May-Britt Moser’s Nobel lecture will address how the sense of place in the rat’s brain works. The popping sounds that the Kavli employees make in the audience will demonstrate how the brain works when the rat chooses to go the right way or the wrong way.
Right and wrong
“Rats plan their behaviour just like other animals. When they want to a certain place, they think of what they need to do. Since they have run in the boxes in our lab before, they know that if they go to the left they will get a treat. If they go to the right they will not get a treat. When a rat does it correctly and runs to the left, we hear the neurons firing with lots of action potentials, which is the neurons saying ‘correct, correct, correct, correct, correct!’. But when the rat chooses the wrong direction and run to the right instead there is almost no popping at all.
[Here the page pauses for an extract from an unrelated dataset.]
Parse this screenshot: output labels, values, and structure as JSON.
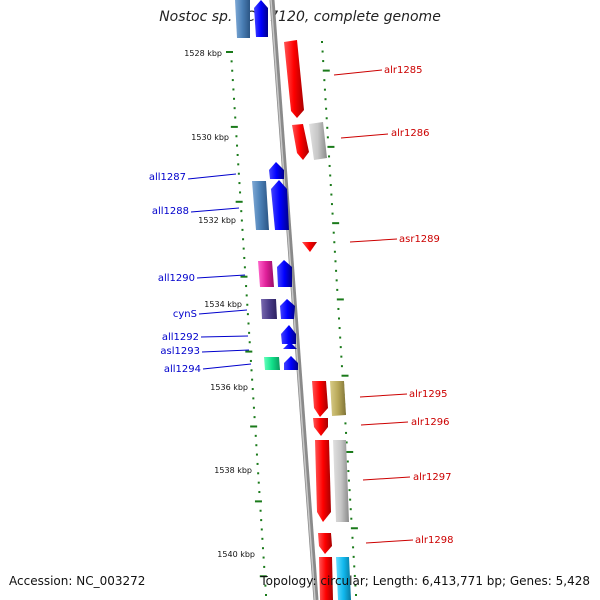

Then the neurons are saying ‘wrong way, wrong way,'” explained Løfaldli.
Løfaldli said that May-Britt really wanted to use a lot of video clips during the lecture, but since the lecture was being shown on TV, she had problems with obtaining the rights to show the videos she wanted to use. And she didn’t have enough time from when she learned she won the Nobel Prize and when she had to give her lecture to get the rights. That meant that somehow, she had to solve the problem of finding her material and making something especially for the occasion. That’s where her colleagues come in.
“May-Britt was the one who came up with the idea,” Løfaldli said. “She’s the driving force, but we are the ones who have to make it work. But we agree that we need a clear indication of when we are supposed to actually start popping. It would be a real drag to pop in the wrong place, especially on live TV during the Nobel lecture.”
Tough to top
The Kavli scientists and staff have looked forward to the Stockholm trip. They don’t often hear May-Britt and Edvard talk about their larger ideals and visions. The Mosers usually give these kinds of talks when they are not at NTNU. The Nobel lectures give them a chance to hear for themselves how the Mosers see their research leading to them becoming Nobel laureates.
“The Nobel lectures are the chance for the prize-winners to put on a show and they tend to enjoy themselves,” Løfaldli said. “There have been many other exciting Nobel winners before who are incredibly good speakers but I don’t know that anyone has done anything like our little popcorn performance before. It will be exciting to see what they do the next year to top this!”